Le couloir de la mort
Après quelques essais de semis précoces, je sirote ma tisane d’ortie en regardant un reportage en replay : « Le bœuf voit rouge ». J’ai hésité avant le lancement de la vidéo. Je me doutais que ce visionnage ne me procurerait pas infailliblement un ardent plaisir, mais restée informée pour affûter ses prochains arguments est toujours utile.
Où l’en apprend, par exemple, que les ruminants émettent la majorité du méthane en France. Bon …
Passons sur les effets du rouge sur la santé cardio-vasculaire.
Passons sur l’enquête de Greenpeace alertant sur les fermes-usines françaises de bovins, entre autres.
Passons sur la viande importée de piètre qualité mais vendue à bas prix et ce n’est peut-être que le début (négociations UE/MERCOSUR).
Passons sur les tourteaux de soja brésiliens.
Passons sur la propagande des grands groupes industriels.
Passons sur des stagiaires dégustant un BBQ de viande rouge et s’en léchant les babines.
Passons. Passons. Passons.
Puis, la séquence cruciale. L’abattoir. L’abattoir de proximité, aucun industriel du secteur n’ayant voulu montrer le passage de l’animal à la viande. Non, la colère ne me gagne pas mais un abattement certain qui me tire quelques larmichettes. La mise à mort en images, enfin presque, la préparation de la mise à mort à laquelle on n’assiste pas. La morale est sauve.
La séquence démarre, Marguerite, la vache, me regarde à travers l’écran de l’ordinateur, je déglutis. Je ne vois que ses bons gros yeux de vache. Pourtant, elle semble écouter, avec un soupçon d’anxiété, les protagonistes du reportage. Les professionnels sont fiers de leur métier. Bon … Tout doit se passer gentiment, tranquillement, paisiblement. Les éleveurs conduisent leurs bêtes à l’abattoir et ce n’est pas du sens figuré !
J’endure, je mémorise, j’apprends.
« Allez, va mon petit » ! Ah, le doux refrain. La visite de l’abattoir va durer à peu près 5 minutes, Marguerite va passer de vie à trépas en moins de temps qu’il ne faut pour avaler un tartare. Je suis du regard les animaux, dans les étroits couloirs, vers l’ultime instant de leur vie de ruminant. Un œil par-ci, une oreille par-là, des cornes, Un c..l. Le couloir est lumineux pour rassurer Marguerite. Oh, merci ! Dernière étape du très court trajet, le « piège ». Dénomination parfaitement choisie. Dans le piège, Marguerite va être étourdie : elle verra trente-six chandelles sans la moindre douleur. La suite est schématisée. On n’est pas dans un film d’horreur, après tout.

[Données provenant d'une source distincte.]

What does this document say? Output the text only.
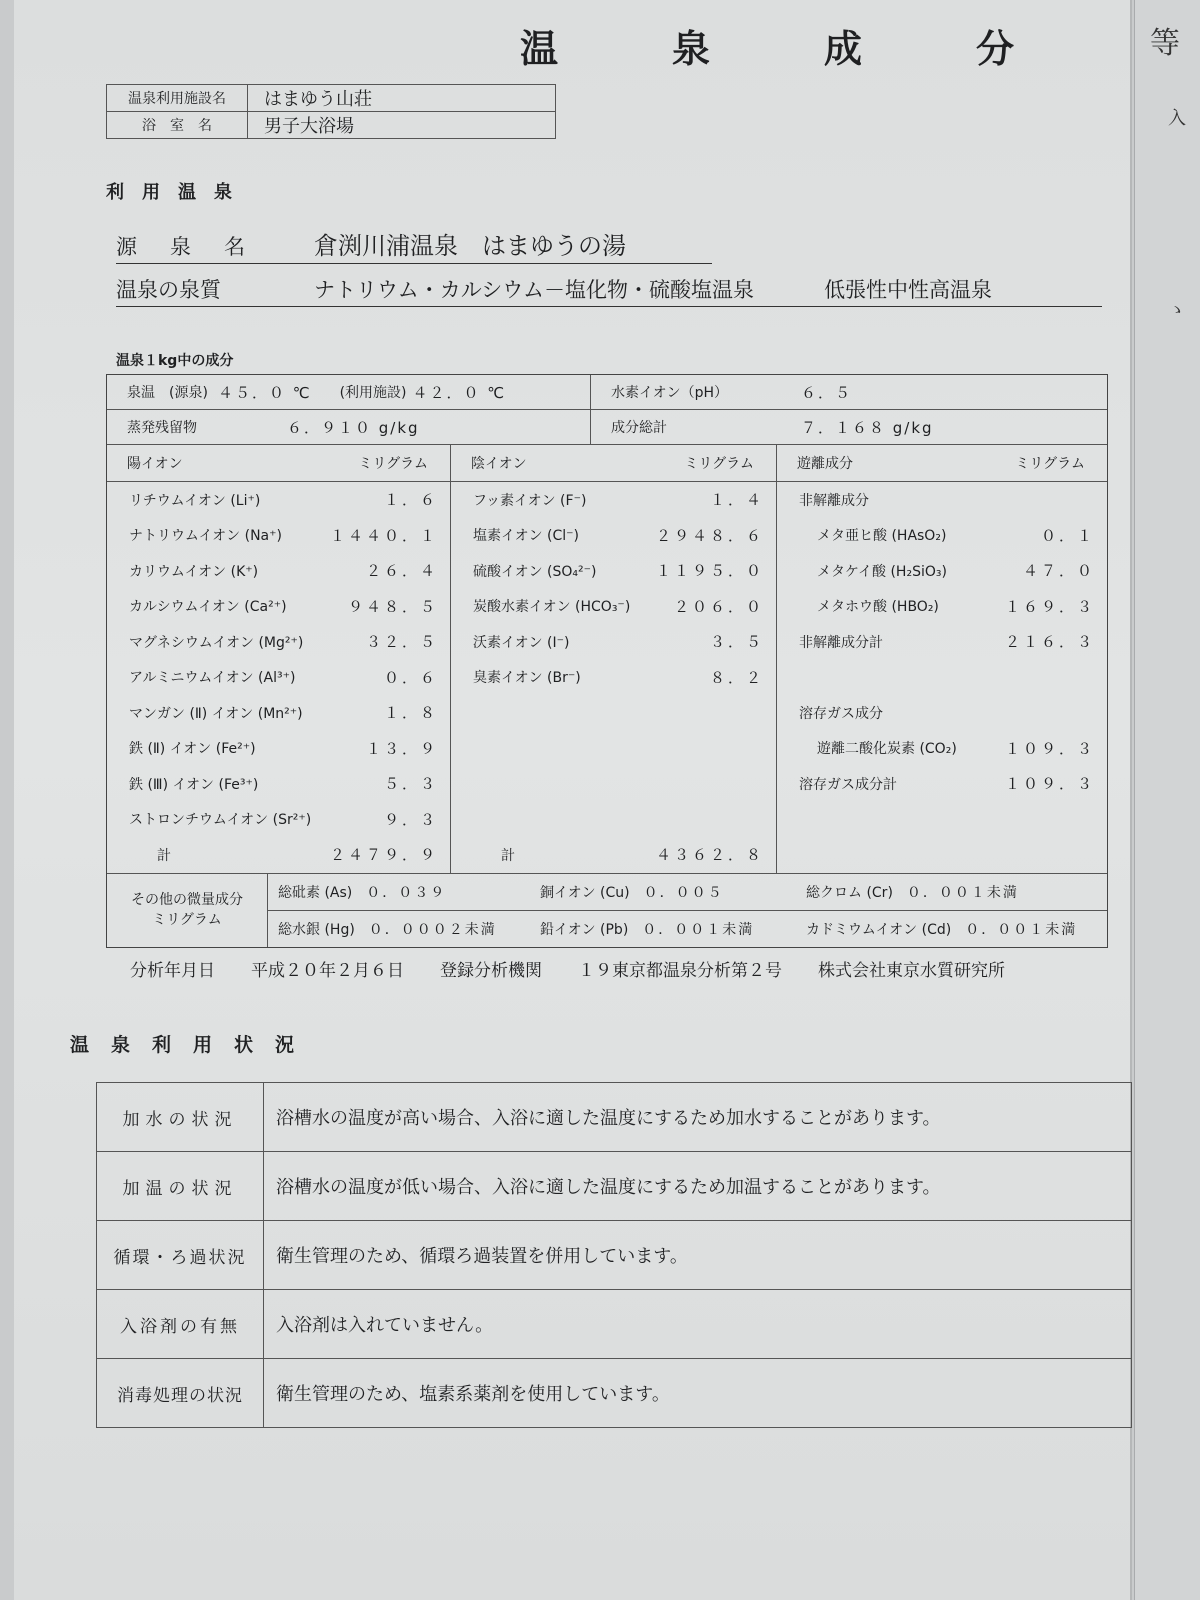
等
入
ゝ
温	泉	成	分
温泉利用施設名	はまゆう山荘
浴　室　名	男子大浴場
利用温泉
源　泉　名	倉渕川浦温泉　はまゆうの湯
温泉の泉質	ナトリウム・カルシウム－塩化物・硫酸塩温泉	低張性中性高温泉
温泉１kg中の成分
泉温　(源泉) ４５．０ ℃ (利用施設) ４２．０ ℃	水素イオン（pH）	６．５
蒸発残留物	６．９１０ g/kg	成分総計	７．１６８ g/kg
陽イオン	ミリグラム
リチウムイオン (Li⁺)	１．６
ナトリウムイオン (Na⁺)	１４４０．１
カリウムイオン (K⁺)	２６．４
カルシウムイオン (Ca²⁺)	９４８．５
マグネシウムイオン (Mg²⁺)	３２．５
アルミニウムイオン (Al³⁺)	０．６
マンガン (Ⅱ) イオン (Mn²⁺)	１．８
鉄 (Ⅱ) イオン (Fe²⁺)	１３．９
鉄 (Ⅲ) イオン (Fe³⁺)	５．３
ストロンチウムイオン (Sr²⁺)	９．３
計	２４７９．９
陰イオン	ミリグラム
フッ素イオン (F⁻)	１．４
塩素イオン (Cl⁻)	２９４８．６
硫酸イオン (SO₄²⁻)	１１９５．０
炭酸水素イオン (HCO₃⁻)	２０６．０
沃素イオン (I⁻)	３．５
臭素イオン (Br⁻)	８．２
計	４３６２．８
遊離成分	ミリグラム
非解離成分
メタ亜ヒ酸 (HAsO₂)	０．１
メタケイ酸 (H₂SiO₃)	４７．０
メタホウ酸 (HBO₂)	１６９．３
非解離成分計	２１６．３
溶存ガス成分
遊離二酸化炭素 (CO₂)	１０９．３
溶存ガス成分計	１０９．３
その他の微量成分
ミリグラム
総砒素 (As) ０．０３９	銅イオン (Cu) ０．００５	総クロム (Cr) ０．００１未満
総水銀 (Hg) ０．０００２未満	鉛イオン (Pb) ０．００１未満	カドミウムイオン (Cd) ０．００１未満
分析年月日 平成２０年２月６日 登録分析機関 １９東京都温泉分析第２号 株式会社東京水質研究所
温泉利用状況
加水の状況	浴槽水の温度が高い場合、入浴に適した温度にするため加水することがあります。
加温の状況	浴槽水の温度が低い場合、入浴に適した温度にするため加温することがあります。
循環・ろ過状況	衛生管理のため、循環ろ過装置を併用しています。
入浴剤の有無	入浴剤は入れていません。
消毒処理の状況	衛生管理のため、塩素系薬剤を使用しています。
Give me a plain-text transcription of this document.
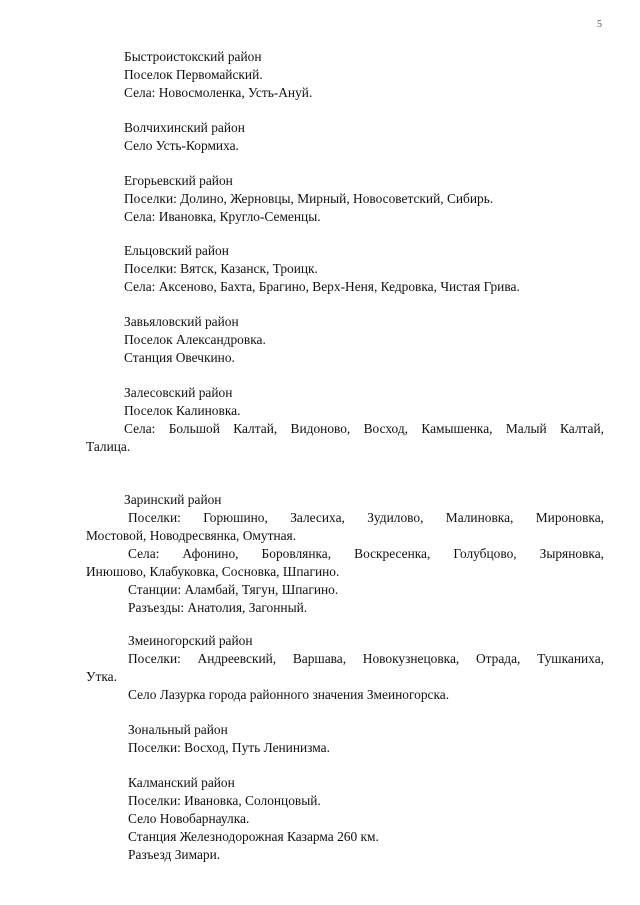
5
Быстроистокский район
Поселок Первомайский.
Села: Новосмоленка, Усть-Ануй.
Волчихинский район
Село Усть-Кормиха.
Егорьевский район
Поселки: Долино, Жерновцы, Мирный, Новосоветский, Сибирь.
Села: Ивановка, Кругло-Семенцы.
Ельцовский район
Поселки: Вятск, Казанск, Троицк.
Села: Аксеново, Бахта, Брагино, Верх-Неня, Кедровка, Чистая Грива.
Завьяловский район
Поселок Александровка.
Станция Овечкино.
Залесовский район
Поселок Калиновка.
Села: Большой Калтай, Видоново, Восход, Камышенка, Малый Калтай,
Талица.
Заринский район
Поселки: Горюшино, Залесиха, Зудилово, Малиновка, Мироновка,
Мостовой, Новодресвянка, Омутная.
Села: Афонино, Боровлянка, Воскресенка, Голубцово, Зыряновка,
Инюшово, Клабуковка, Сосновка, Шпагино.
Станции: Аламбай, Тягун, Шпагино.
Разъезды: Анатолия, Загонный.
Змеиногорский район
Поселки: Андреевский, Варшава, Новокузнецовка, Отрада, Тушканиха,
Утка.
Село Лазурка города районного значения Змеиногорска.
Зональный район
Поселки: Восход, Путь Ленинизма.
Калманский район
Поселки: Ивановка, Солонцовый.
Село Новобарнаулка.
Станция Железнодорожная Казарма 260 км.
Разъезд Зимари.
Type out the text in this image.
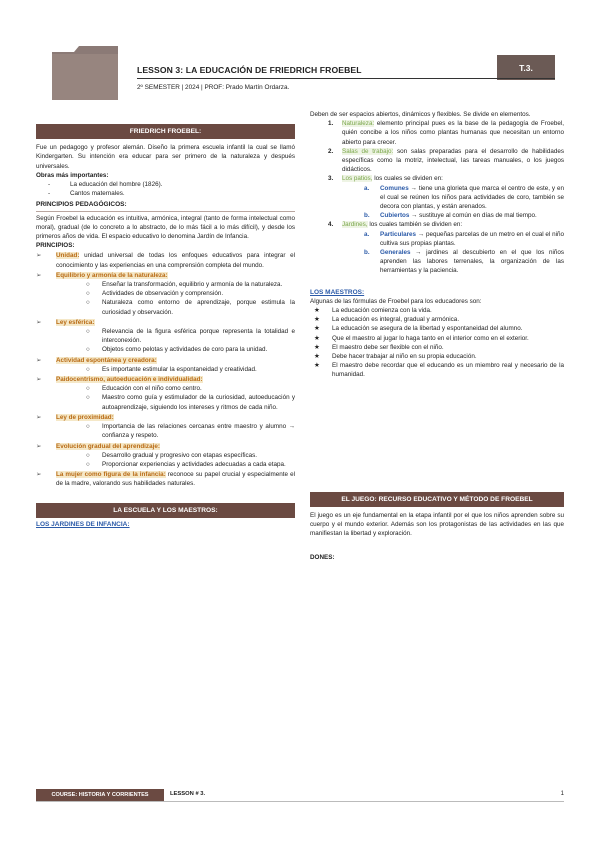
LESSON 3: LA EDUCACIÓN DE FRIEDRICH FROEBEL	T.3.
2º SEMESTER | 2024 | PROF: Prado Martín Ordarza.
FRIEDRICH FROEBEL:

Fue un pedagogo y profesor alemán. Diseño la primera escuela infantil la cual se llamó Kindergarten. Su intención era educar para ser primero de la naturaleza y después universales.

Obras más importantes:

- La educación del hombre (1826).
- Cantos maternales.
PRINCIPIOS PEDAGÓGICOS:

Según Froebel la educación es intuitiva, armónica, integral (tanto de forma intelectual como moral), gradual (de lo concreto a lo abstracto, de lo más fácil a lo más difícil), y desde los primeros años de vida. El espacio educativo lo denomina Jardín de Infancia.

PRINCIPIOS:

➢	Unidad: unidad universal de todas los enfoques educativos para integrar el conocimiento y las experiencias en una comprensión completa del mundo.
➢	Equilibrio y armonía de la naturaleza:
○	Enseñar la transformación, equilibrio y armonía de la naturaleza.
○	Actividades de observación y comprensión.
○	Naturaleza como entorno de aprendizaje, porque estimula la curiosidad y observación.
➢	Ley esférica:
○	Relevancia de la figura esférica porque representa la totalidad e interconexión.
○	Objetos como pelotas y actividades de coro para la unidad.
➢	Actividad espontánea y creadora:
○	Es importante estimular la espontaneidad y creatividad.
➢	Paidocentrismo, autoeducación e individualidad:
○	Educación con el niño como centro.
○	Maestro como guía y estimulador de la curiosidad, autoeducación y autoaprendizaje, siguiendo los intereses y ritmos de cada niño.
➢	Ley de proximidad:
○	Importancia de las relaciones cercanas entre maestro y alumno → confianza y respeto.
➢	Evolución gradual del aprendizaje:
○	Desarrollo gradual y progresivo con etapas específicas.
○	Proporcionar experiencias y actividades adecuadas a cada etapa.
➢	La mujer como figura de la infancia: reconoce su papel crucial y especialmente el de la madre, valorando sus habilidades naturales.
LA ESCUELA Y LOS MAESTROS:
LOS JARDINES DE INFANCIA:

Deben de ser espacios abiertos, dinámicos y flexibles. Se divide en elementos.

1.	Naturaleza: elemento principal pues es la base de la pedagogía de Froebel, quién concibe a los niños como plantas humanas que necesitan un entorno abierto para crecer.
2.	Salas de trabajo: son salas preparadas para el desarrollo de habilidades específicas como la motriz, intelectual, las tareas manuales, o los juegos didácticos.
3.	Los patios, los cuales se dividen en:
a.	Comunes → tiene una glorieta que marca el centro de este, y en el cual se reúnen los niños para actividades de coro, también se decora con plantas, y están arenados.
b.	Cubiertos → sustituye al común en días de mal tiempo.
4.	Jardines, los cuales también se dividen en:
a.	Particulares → pequeñas parcelas de un metro en el cual el niño cultiva sus propias plantas.
b.	Generales → jardines al descubierto en el que los niños aprenden las labores terrenales, la organización de las herramientas y la paciencia.
LOS MAESTROS:

Algunas de las fórmulas de Froebel para los educadores son:

★	La educación comienza con la vida.
★	La educación es integral, gradual y armónica.
★	La educación se asegura de la libertad y espontaneidad del alumno.
★	Que el maestro al jugar lo haga tanto en el interior como en el exterior.
★	El maestro debe ser flexible con el niño.
★	Debe hacer trabajar al niño en su propia educación.
★	El maestro debe recordar que el educando es un miembro real y necesario de la humanidad.
EL JUEGO: RECURSO EDUCATIVO Y MÉTODO DE FROEBEL

El juego es un eje fundamental en la etapa infantil por el que los niños aprenden sobre su cuerpo y el mundo exterior. Además son los protagonistas de las actividades en las que manifiestan la libertad y exploración.

DONES:

COURSE: HISTORIA Y CORRIENTES	LESSON # 3.	1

Aucun animal n’est tué conscient, dixit la loi européenne. Oh, merci l’Europe ! Marguerite se retrouve tête en bas. C’est mieux pour l’écoulement carotidien. Les images de la vidéo défilent à nouveau. Les bons gros yeux de ma Marguerite ont disparu, une carcasse glisse vers l’écran au milieu de blouses blanches.
C’est terminé. La vache est morte, vive le steak !
Je pense aux Etats du monde qui exécutent leurs citoyens sans étourdissement préalable. La mort en direct. Oh, merci Badinter ! Hommage national mérité.
Je pense aux vives discussions avec ma fille, concernant le statut du chien, toujours paralysé … Je frémis de honte, car oui, la seringue, j’y ai pensé …
J’écris, j’écris. L’heure tourne. Vite ! Le dîner … végétarien …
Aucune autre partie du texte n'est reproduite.